Durante alcuni controlli su strada, le autorità si sono imbattute in alcuni furgoni e alla guida vi erano persone extra-comunitarie. I furgoni trasportavano merce di origine etnica di natura alimentare che in realtà non lo era. Verificata la destinazione della merce, i finanzieri hanno effettuato i primi controlli presso i punti vendita di Senigallia. Dai controlli eseguiti, la Finanza ha scoperto un’illegale vendita di tabacco importato in contrabbando. Ma soprattutto la detenzione e la vendita di cortisone date alle farmacie senza ricetta medica. Questo metteva in pericolo la salute degli ignari consumatori. Sono stati poi trovati sugli scaffali di questi punti vendita alcuni cosmetici contenenti sostanze dannose per l’organismo. Tali sostanze erano state bandite da tempo all’interno dell’UE.
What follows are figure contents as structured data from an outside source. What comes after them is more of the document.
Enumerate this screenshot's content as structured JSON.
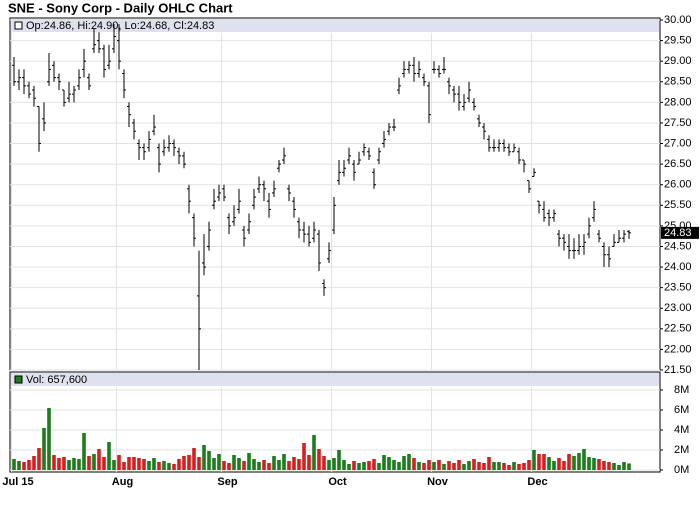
{
  "chart_data": {
    "type": "ohlc",
    "title": "SNE - Sony Corp - Daily OHLC Chart",
    "legend_text": "Op:24.86, Hi:24.90, Lo:24.68, Cl:24.83",
    "color": "#000000",
    "grid": true,
    "categories": [
      "Jul 15",
      null,
      null,
      null,
      null,
      null,
      null,
      null,
      null,
      null,
      null,
      null,
      null,
      null,
      null,
      null,
      null,
      null,
      null,
      null,
      null,
      "Aug",
      null,
      null,
      null,
      null,
      null,
      null,
      null,
      null,
      null,
      null,
      null,
      null,
      null,
      null,
      null,
      null,
      null,
      null,
      null,
      null,
      "Sep",
      null,
      null,
      null,
      null,
      null,
      null,
      null,
      null,
      null,
      null,
      null,
      null,
      null,
      null,
      null,
      null,
      null,
      null,
      null,
      null,
      null,
      "Oct",
      null,
      null,
      null,
      null,
      null,
      null,
      null,
      null,
      null,
      null,
      null,
      null,
      null,
      null,
      null,
      null,
      null,
      null,
      null,
      "Nov",
      null,
      null,
      null,
      null,
      null,
      null,
      null,
      null,
      null,
      null,
      null,
      null,
      null,
      null,
      null,
      null,
      null,
      null,
      null,
      "Dec",
      null,
      null,
      null,
      null,
      null,
      null,
      null,
      null,
      null,
      null,
      null,
      null,
      null,
      null,
      null,
      null,
      null,
      null,
      null
    ],
    "ohlc": [
      [
        28.9,
        29.1,
        28.4,
        28.5
      ],
      [
        28.5,
        28.8,
        28.3,
        28.6
      ],
      [
        28.6,
        28.8,
        28.2,
        28.4
      ],
      [
        28.4,
        28.5,
        28.1,
        28.2
      ],
      [
        28.3,
        28.4,
        27.9,
        28.1
      ],
      [
        27.9,
        27.9,
        26.8,
        27.0
      ],
      [
        27.6,
        28.0,
        27.3,
        27.5
      ],
      [
        28.5,
        29.2,
        28.4,
        28.8
      ],
      [
        28.9,
        29.0,
        28.5,
        28.6
      ],
      [
        28.6,
        28.7,
        28.3,
        28.5
      ],
      [
        28.3,
        28.3,
        27.9,
        28.0
      ],
      [
        28.1,
        28.5,
        28.0,
        28.2
      ],
      [
        28.2,
        28.4,
        28.0,
        28.3
      ],
      [
        28.4,
        28.8,
        28.3,
        28.6
      ],
      [
        28.8,
        29.3,
        28.6,
        29.0
      ],
      [
        28.6,
        28.7,
        28.3,
        28.4
      ],
      [
        29.3,
        29.8,
        29.2,
        29.4
      ],
      [
        29.5,
        29.7,
        29.2,
        29.3
      ],
      [
        29.3,
        29.4,
        28.6,
        28.8
      ],
      [
        28.9,
        29.4,
        28.8,
        29.0
      ],
      [
        29.3,
        29.9,
        29.2,
        29.6
      ],
      [
        29.5,
        29.9,
        28.8,
        29.0
      ],
      [
        28.7,
        28.8,
        28.1,
        28.3
      ],
      [
        27.9,
        28.0,
        27.4,
        27.7
      ],
      [
        27.5,
        27.6,
        27.1,
        27.3
      ],
      [
        27.0,
        27.1,
        26.6,
        26.9
      ],
      [
        26.9,
        27.0,
        26.6,
        26.8
      ],
      [
        26.9,
        27.3,
        26.8,
        27.1
      ],
      [
        27.3,
        27.7,
        27.2,
        27.4
      ],
      [
        26.9,
        27.0,
        26.3,
        26.5
      ],
      [
        26.8,
        27.1,
        26.7,
        26.9
      ],
      [
        26.9,
        27.2,
        26.8,
        27.0
      ],
      [
        27.0,
        27.1,
        26.7,
        26.9
      ],
      [
        26.8,
        26.9,
        26.5,
        26.7
      ],
      [
        26.7,
        26.8,
        26.4,
        26.5
      ],
      [
        25.9,
        26.0,
        25.3,
        25.6
      ],
      [
        25.2,
        25.3,
        24.5,
        24.7
      ],
      [
        23.3,
        24.4,
        21.5,
        22.5
      ],
      [
        24.1,
        24.8,
        23.8,
        24.0
      ],
      [
        24.5,
        25.1,
        24.4,
        24.9
      ],
      [
        25.5,
        25.9,
        25.4,
        25.6
      ],
      [
        25.7,
        26.0,
        25.6,
        25.8
      ],
      [
        25.9,
        26.0,
        25.6,
        25.7
      ],
      [
        25.2,
        25.3,
        24.8,
        25.0
      ],
      [
        25.1,
        25.5,
        25.0,
        25.2
      ],
      [
        25.4,
        25.9,
        25.3,
        25.6
      ],
      [
        24.9,
        25.0,
        24.5,
        24.7
      ],
      [
        24.9,
        25.3,
        24.8,
        25.1
      ],
      [
        25.5,
        25.9,
        25.4,
        25.7
      ],
      [
        25.9,
        26.2,
        25.8,
        26.0
      ],
      [
        26.0,
        26.1,
        25.6,
        25.9
      ],
      [
        25.6,
        25.8,
        25.2,
        25.4
      ],
      [
        25.8,
        26.1,
        25.7,
        25.9
      ],
      [
        26.4,
        26.6,
        26.3,
        26.5
      ],
      [
        26.6,
        26.9,
        26.5,
        26.7
      ],
      [
        25.9,
        26.0,
        25.6,
        25.8
      ],
      [
        25.6,
        25.7,
        25.2,
        25.4
      ],
      [
        25.1,
        25.2,
        24.7,
        24.9
      ],
      [
        24.9,
        25.1,
        24.6,
        24.8
      ],
      [
        24.8,
        25.0,
        24.5,
        24.6
      ],
      [
        24.7,
        25.1,
        24.6,
        24.9
      ],
      [
        24.8,
        24.9,
        23.9,
        24.1
      ],
      [
        23.6,
        23.7,
        23.3,
        23.5
      ],
      [
        24.2,
        24.6,
        24.1,
        24.4
      ],
      [
        24.9,
        25.7,
        24.8,
        25.5
      ],
      [
        26.1,
        26.6,
        26.0,
        26.3
      ],
      [
        26.3,
        26.6,
        26.2,
        26.4
      ],
      [
        26.6,
        26.9,
        26.5,
        26.7
      ],
      [
        26.5,
        26.6,
        26.1,
        26.3
      ],
      [
        26.5,
        26.8,
        26.5,
        26.6
      ],
      [
        26.8,
        27.0,
        26.7,
        26.9
      ],
      [
        26.8,
        26.9,
        26.6,
        26.7
      ],
      [
        26.3,
        26.4,
        25.9,
        26.0
      ],
      [
        26.6,
        26.9,
        26.5,
        26.8
      ],
      [
        27.0,
        27.3,
        26.9,
        27.1
      ],
      [
        27.3,
        27.5,
        27.2,
        27.4
      ],
      [
        27.4,
        27.6,
        27.3,
        27.4
      ],
      [
        28.3,
        28.6,
        28.2,
        28.4
      ],
      [
        28.7,
        29.0,
        28.6,
        28.8
      ],
      [
        28.8,
        29.0,
        28.7,
        28.9
      ],
      [
        28.9,
        29.1,
        28.5,
        28.7
      ],
      [
        28.7,
        29.0,
        28.6,
        28.8
      ],
      [
        28.6,
        28.7,
        28.4,
        28.5
      ],
      [
        28.4,
        28.5,
        27.5,
        27.7
      ],
      [
        28.8,
        29.0,
        28.7,
        28.8
      ],
      [
        28.8,
        28.9,
        28.6,
        28.7
      ],
      [
        28.8,
        29.1,
        28.7,
        28.8
      ],
      [
        28.5,
        28.6,
        28.2,
        28.4
      ],
      [
        28.3,
        28.4,
        28.0,
        28.2
      ],
      [
        28.2,
        28.4,
        27.8,
        28.0
      ],
      [
        27.9,
        28.2,
        27.8,
        28.0
      ],
      [
        28.1,
        28.5,
        28.0,
        28.3
      ],
      [
        28.0,
        28.1,
        27.8,
        27.9
      ],
      [
        27.6,
        27.7,
        27.4,
        27.5
      ],
      [
        27.4,
        27.5,
        27.1,
        27.3
      ],
      [
        27.1,
        27.2,
        26.8,
        26.9
      ],
      [
        26.9,
        27.1,
        26.8,
        26.9
      ],
      [
        26.9,
        27.1,
        26.8,
        27.0
      ],
      [
        27.0,
        27.1,
        26.8,
        26.9
      ],
      [
        26.9,
        27.0,
        26.7,
        26.8
      ],
      [
        26.8,
        27.0,
        26.8,
        26.9
      ],
      [
        26.8,
        26.9,
        26.5,
        26.6
      ],
      [
        26.6,
        26.6,
        26.3,
        26.5
      ],
      [
        26.1,
        26.1,
        25.8,
        25.9
      ],
      [
        26.2,
        26.4,
        26.2,
        26.3
      ],
      [
        25.6,
        25.6,
        25.3,
        25.5
      ],
      [
        25.4,
        25.6,
        25.1,
        25.2
      ],
      [
        25.3,
        25.4,
        25.0,
        25.2
      ],
      [
        25.2,
        25.4,
        25.1,
        25.3
      ],
      [
        24.8,
        24.9,
        24.5,
        24.7
      ],
      [
        24.7,
        24.8,
        24.4,
        24.6
      ],
      [
        24.5,
        24.8,
        24.2,
        24.4
      ],
      [
        24.4,
        24.7,
        24.2,
        24.4
      ],
      [
        24.4,
        24.8,
        24.3,
        24.5
      ],
      [
        24.5,
        24.8,
        24.3,
        24.6
      ],
      [
        24.8,
        25.2,
        24.7,
        25.0
      ],
      [
        25.2,
        25.6,
        25.1,
        25.4
      ],
      [
        24.8,
        24.9,
        24.6,
        24.7
      ],
      [
        24.5,
        24.6,
        24.0,
        24.3
      ],
      [
        24.3,
        24.5,
        24.0,
        24.2
      ],
      [
        24.5,
        24.8,
        24.5,
        24.6
      ],
      [
        24.6,
        24.9,
        24.6,
        24.7
      ],
      [
        24.7,
        24.9,
        24.6,
        24.8
      ],
      [
        24.86,
        24.9,
        24.68,
        24.83
      ]
    ],
    "ylim": [
      21.5,
      30
    ],
    "yticks": [
      {
        "value": 21.5,
        "label": "21.50"
      },
      {
        "value": 22,
        "label": "22.00"
      },
      {
        "value": 22.5,
        "label": "22.50"
      },
      {
        "value": 23,
        "label": "23.00"
      },
      {
        "value": 23.5,
        "label": "23.50"
      },
      {
        "value": 24,
        "label": "24.00"
      },
      {
        "value": 24.5,
        "label": "24.50"
      },
      {
        "value": 25,
        "label": "25.00"
      },
      {
        "value": 25.5,
        "label": "25.50"
      },
      {
        "value": 26,
        "label": "26.00"
      },
      {
        "value": 26.5,
        "label": "26.50"
      },
      {
        "value": 27,
        "label": "27.00"
      },
      {
        "value": 27.5,
        "label": "27.50"
      },
      {
        "value": 28,
        "label": "28.00"
      },
      {
        "value": 28.5,
        "label": "28.50"
      },
      {
        "value": 29,
        "label": "29.00"
      },
      {
        "value": 29.5,
        "label": "29.50"
      },
      {
        "value": 30,
        "label": "30.00"
      }
    ],
    "volume": {
      "legend_text": "Vol: 657,600",
      "up_color": "#1e7b1e",
      "down_color": "#d42020",
      "ylim": [
        0,
        10000000
      ],
      "yticks": [
        {
          "value": 0,
          "label": "0M"
        },
        {
          "value": 2000000,
          "label": "2M"
        },
        {
          "value": 4000000,
          "label": "4M"
        },
        {
          "value": 6000000,
          "label": "6M"
        },
        {
          "value": 8000000,
          "label": "8M"
        }
      ],
      "values": [
        1100000,
        900000,
        800000,
        1000000,
        1400000,
        2200000,
        4200000,
        6200000,
        1500000,
        1200000,
        1300000,
        1000000,
        1200000,
        1100000,
        3700000,
        1400000,
        1600000,
        2100000,
        1300000,
        2800000,
        1000000,
        1500000,
        800000,
        1300000,
        1300000,
        1200000,
        1100000,
        900000,
        1200000,
        800000,
        900000,
        700000,
        600000,
        1100000,
        1400000,
        1500000,
        2200000,
        1300000,
        2500000,
        1900000,
        1200000,
        1600000,
        900000,
        700000,
        1500000,
        1200000,
        900000,
        1700000,
        1100000,
        800000,
        1000000,
        700000,
        1400000,
        1000000,
        1600000,
        900000,
        1300000,
        1100000,
        2700000,
        1500000,
        3500000,
        2100000,
        1400000,
        1000000,
        1200000,
        2000000,
        1000000,
        600000,
        900000,
        700000,
        800000,
        900000,
        1100000,
        700000,
        1500000,
        1300000,
        1000000,
        800000,
        1400000,
        1600000,
        1200000,
        800000,
        700000,
        1000000,
        800000,
        1000000,
        600000,
        900000,
        700000,
        1000000,
        600000,
        900000,
        1100000,
        800000,
        700000,
        1300000,
        800000,
        800000,
        700000,
        500000,
        800000,
        600000,
        700000,
        1000000,
        2000000,
        1600000,
        1600000,
        1300000,
        900000,
        1200000,
        900000,
        1600000,
        1400000,
        1700000,
        2100000,
        1300000,
        1200000,
        1100000,
        900000,
        800000,
        700000,
        500000,
        800000,
        657600
      ]
    }
  }
}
6 persone denunciate alla Procura della Repubblica.

I controlli sono stati estesi anche nelle città di Falconara, Jesi e Ancona e sono stati trovati altri prodotti della stessa natura. Quindi, in corso dell’operazione, sono stati sequestrati quasi 200 kg. di tabacco estero, 158 confezioni di prodotti dannosi, 33 medicinali e 132 prodotti battericidi. Il Tribunale di Ancona ha denunciato 6 persone con l’accusa di contrabbando aggravato di tabacchi, frode in commercio e detenzione per la vendita di specialità medicinali, adulterazioni o contraffazione di prodotti destini al commercio e violazione per la sanità alla Procura della Repubblica. E cinque persone sono state sanzionate invece per aver commesso violazioni meno gravi.

Gli interventi della Guardia di Finanza scompongono le organizzazioni criminali transnazionali ma impediscono anche il consumo di tabacco illecito che non può essere venduto in Italia o all’interno dell’Unione europea perchè considerato dannoso per la salute. Inoltre, contrastare la diffusione di prodotti non conformi agli standard di sicurezza significa garantire da un lato una protezione efficace dei consumatori ignari della pericolosità della propria salute dei prodotti acquistabili e dall’altro un mercato più competitivo dove gli operatori economici onesti possano beneficiare di condizioni eque di concorrenza.